Eigenschaftserhaltende Modellreduktion für strukturierte elektrotechnische Systeme
Arbeitsgruppe: | Ehemalige AG Numerik |
Leitung: | Prof. Dr. Angelika Bunse-Gerstner (E-Mail: bunse-gerstner@math.uni-bremen.de ) |
Bearbeitung: | |
Projektpartner: |
Prof. Dr. Rainer Laur, ITEM, Universität Bremen Prof. Dr. Athanasios Antoulas, International University Bremen und Rice University USA Prof. Dr. Boris Lohmann, TU München (Lehrstuhl für Regelungstechnik) |
Laufzeit: | 01.10.2003 - 30.04.2006 |
Mathematische Modelle elektrotechnischer Systeme sind sehr häufig partielle oder außerordentlich großdimensionale gewöhnliche Differentialgleichungssysteme. Zum Beispiel führt die Simulation hochintegrierter Schaltkreise durch ihre außerordentlich große Zahl von Komponenten auf nichtlineare Differentialgleichungen, die Zehn- oder Hunderttausende von Variablen enthalten. Ebenso führt die Wechselwirkung elektrischer, mechanischer, thermischer und anderer Effekte beim Entwurf von mikroelektronisch-mechanischen Systemen (MEMS) auf die mathematische Behandlung gekoppelter Feldprobleme, die als partielle Differentialgleichungen formuliert werden. Nach Ortsdiskretisierung hat man typischerweise mehrere gekoppelte gewöhnliche Differentialgleichungssysteme mit jeweils Hunderttausenden oder Millionen Gleichungen und Variablen zu lösen. Um diese Probleme einer numerischen Lösung zugänglich zu machen, versucht man mit Modellreduktion, Systeme kleinerer Dimension zu bestimmen, die das Systemverhalten näherungsweise beschreiben. Im Allgemeinen strebt man dabei ein niedrig-dimensionales System an, dessen Übertragungsfunktion in einer geeigneten Norm möglichst nah an der des Ausgangssystems ist.

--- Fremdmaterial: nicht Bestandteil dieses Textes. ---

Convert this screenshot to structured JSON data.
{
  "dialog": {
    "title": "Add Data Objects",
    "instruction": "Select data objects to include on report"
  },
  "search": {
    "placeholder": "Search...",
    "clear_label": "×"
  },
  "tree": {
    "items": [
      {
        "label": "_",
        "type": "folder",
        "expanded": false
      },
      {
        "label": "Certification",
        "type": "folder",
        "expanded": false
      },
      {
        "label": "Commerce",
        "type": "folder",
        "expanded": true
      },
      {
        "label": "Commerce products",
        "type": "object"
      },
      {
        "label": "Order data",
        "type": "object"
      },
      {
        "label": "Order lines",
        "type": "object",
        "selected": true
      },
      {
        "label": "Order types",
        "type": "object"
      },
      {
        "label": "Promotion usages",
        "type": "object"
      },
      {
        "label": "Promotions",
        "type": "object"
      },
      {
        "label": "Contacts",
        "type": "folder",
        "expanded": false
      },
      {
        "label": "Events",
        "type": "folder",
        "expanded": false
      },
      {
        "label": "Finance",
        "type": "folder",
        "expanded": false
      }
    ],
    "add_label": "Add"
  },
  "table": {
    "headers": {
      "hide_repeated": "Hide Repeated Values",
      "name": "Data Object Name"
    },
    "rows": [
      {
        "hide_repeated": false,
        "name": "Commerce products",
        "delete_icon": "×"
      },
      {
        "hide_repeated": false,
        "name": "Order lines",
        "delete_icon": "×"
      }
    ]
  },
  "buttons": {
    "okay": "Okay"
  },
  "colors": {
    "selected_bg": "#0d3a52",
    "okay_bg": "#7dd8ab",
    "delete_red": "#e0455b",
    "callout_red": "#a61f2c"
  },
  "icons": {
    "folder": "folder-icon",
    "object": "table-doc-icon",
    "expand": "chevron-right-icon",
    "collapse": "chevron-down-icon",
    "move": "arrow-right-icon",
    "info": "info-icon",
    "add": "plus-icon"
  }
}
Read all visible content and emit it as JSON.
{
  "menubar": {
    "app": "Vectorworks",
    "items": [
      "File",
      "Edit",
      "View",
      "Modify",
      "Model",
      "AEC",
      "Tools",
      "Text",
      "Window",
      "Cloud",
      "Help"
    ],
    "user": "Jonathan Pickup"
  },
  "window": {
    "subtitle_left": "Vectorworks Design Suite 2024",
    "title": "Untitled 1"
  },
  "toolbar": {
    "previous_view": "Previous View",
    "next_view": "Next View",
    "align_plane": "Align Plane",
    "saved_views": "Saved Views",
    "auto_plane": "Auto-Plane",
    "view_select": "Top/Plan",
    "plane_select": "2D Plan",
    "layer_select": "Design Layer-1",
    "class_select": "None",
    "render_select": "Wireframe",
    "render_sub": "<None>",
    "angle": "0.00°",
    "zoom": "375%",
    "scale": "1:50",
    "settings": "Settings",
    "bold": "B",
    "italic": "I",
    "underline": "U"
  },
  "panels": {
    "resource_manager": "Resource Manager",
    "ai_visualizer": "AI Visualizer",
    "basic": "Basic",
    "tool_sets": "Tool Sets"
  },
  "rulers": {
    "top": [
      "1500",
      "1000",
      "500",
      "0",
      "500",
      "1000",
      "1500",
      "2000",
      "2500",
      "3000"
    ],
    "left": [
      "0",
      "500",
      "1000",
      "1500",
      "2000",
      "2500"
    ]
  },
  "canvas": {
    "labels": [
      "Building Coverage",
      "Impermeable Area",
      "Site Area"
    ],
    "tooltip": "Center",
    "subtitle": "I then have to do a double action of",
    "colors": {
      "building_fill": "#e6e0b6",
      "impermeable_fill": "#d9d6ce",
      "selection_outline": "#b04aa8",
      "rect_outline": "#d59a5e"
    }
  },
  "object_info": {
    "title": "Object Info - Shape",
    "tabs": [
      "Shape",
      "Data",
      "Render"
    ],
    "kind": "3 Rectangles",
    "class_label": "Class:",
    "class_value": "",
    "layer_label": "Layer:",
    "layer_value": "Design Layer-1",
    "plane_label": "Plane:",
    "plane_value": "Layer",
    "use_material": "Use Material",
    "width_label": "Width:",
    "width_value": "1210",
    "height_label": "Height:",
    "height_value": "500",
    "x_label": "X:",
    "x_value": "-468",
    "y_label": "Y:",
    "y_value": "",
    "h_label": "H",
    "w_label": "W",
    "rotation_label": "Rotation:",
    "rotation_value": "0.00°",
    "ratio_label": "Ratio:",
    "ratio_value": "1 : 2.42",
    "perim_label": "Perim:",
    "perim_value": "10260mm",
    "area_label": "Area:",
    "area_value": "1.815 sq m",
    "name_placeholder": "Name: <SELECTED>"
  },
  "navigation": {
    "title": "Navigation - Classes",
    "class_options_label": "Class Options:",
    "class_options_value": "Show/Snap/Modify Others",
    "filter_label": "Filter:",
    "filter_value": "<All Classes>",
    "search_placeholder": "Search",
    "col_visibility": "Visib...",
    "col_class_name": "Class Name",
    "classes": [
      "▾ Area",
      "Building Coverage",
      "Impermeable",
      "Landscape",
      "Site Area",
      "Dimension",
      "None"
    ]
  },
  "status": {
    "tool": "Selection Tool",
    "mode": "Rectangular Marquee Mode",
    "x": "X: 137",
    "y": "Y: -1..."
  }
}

Bei der Konstruktion von solchen ordnungsreduzierten Systemen ist es von entscheidender Bedeutung, wesentliche nach außen wirkende Eigenschaften der Ausgangssysteme zu erhalten, insbesondere wenn es sich um Subsysteme in einem komplexen Mikrosystem handelt, bei dem diese Eigenschaften das Gesamtsystemverhalten bestimmen. Zu den wichtigen Eigenschaften, die erhalten werden müssen, zählt die Passivität eines Systems, denn passive Systeme, d.h. solche, in denen keine Energie erzeugt wird, sind in der Netzwerktheorie von besonderer Bedeutung. Ein Beispiel hierfür ist die Modellierung von höchstintegrierten Schaltkreisen (VLSI-Schaltkreise) im Hochfrequenzbereich. Die oben erwähnten, bei mikroelektronisch-mechanischen Systemen entstehenden gewöhnlichen Differentialgleichungssysteme sind häufig von zweiter oder höherer Ordnung. Die dabei auftretenden Größen haben eine spezifische elektrische, thermische oder mechanische Bedeutung. Sie entsprechen beispielsweise bei mechanischen Systemen Masse, Dämpfung und Steifigkeit. Modellreduktionsverfahren für solche Systeme sollten ein niedrig- dimensionales System erzeugen, das ebenfalls ein System zweiter oder höherer Ordnung ist, damit die auftretenden Größen eine sinnvolle physikalische Interpretation haben und mit den üblicherweise für die Weiterbearbeitung benutzten, kommerziellen Software-Produkten, die diese Größen verwenden, bearbeitbar sind.Ziel dieses interdisziplinären Projektes ist zum einen die Entwicklung von leicht abprüfbaren Bedingungen an die Übertragungsfunktion des reduzierten Systems, die garantieren, dass die Passivität des ursprünglichen Systems erhalten bleibt, sowie die Entwicklung von passivitäts- erhaltenden Projektionsverfahren. Zum anderen werden für Systeme zweiter und höherer Ordnung Methoden entwickelt, die niedrig-dimensionale Näherungssysteme entsprechender Ordnung berechnen. Erste Ergebnisse des Projekts führten zu einfachen Bedingungen, unter denen ein System erster Ordnung mit nur einem Eingang und einem Ausgang in ein äquivalentes System höherer Ordnung überführt werden kann. Damit lassen sich die für Systeme erster Ordnung bekannten Krylov-Unterraum-Methoden zur Modellreduktion so modifizieren, dass sie bei fast gleicher Approximationseigenschaft ein niedrig-dimensionales System höherer Ordnung erzeugen.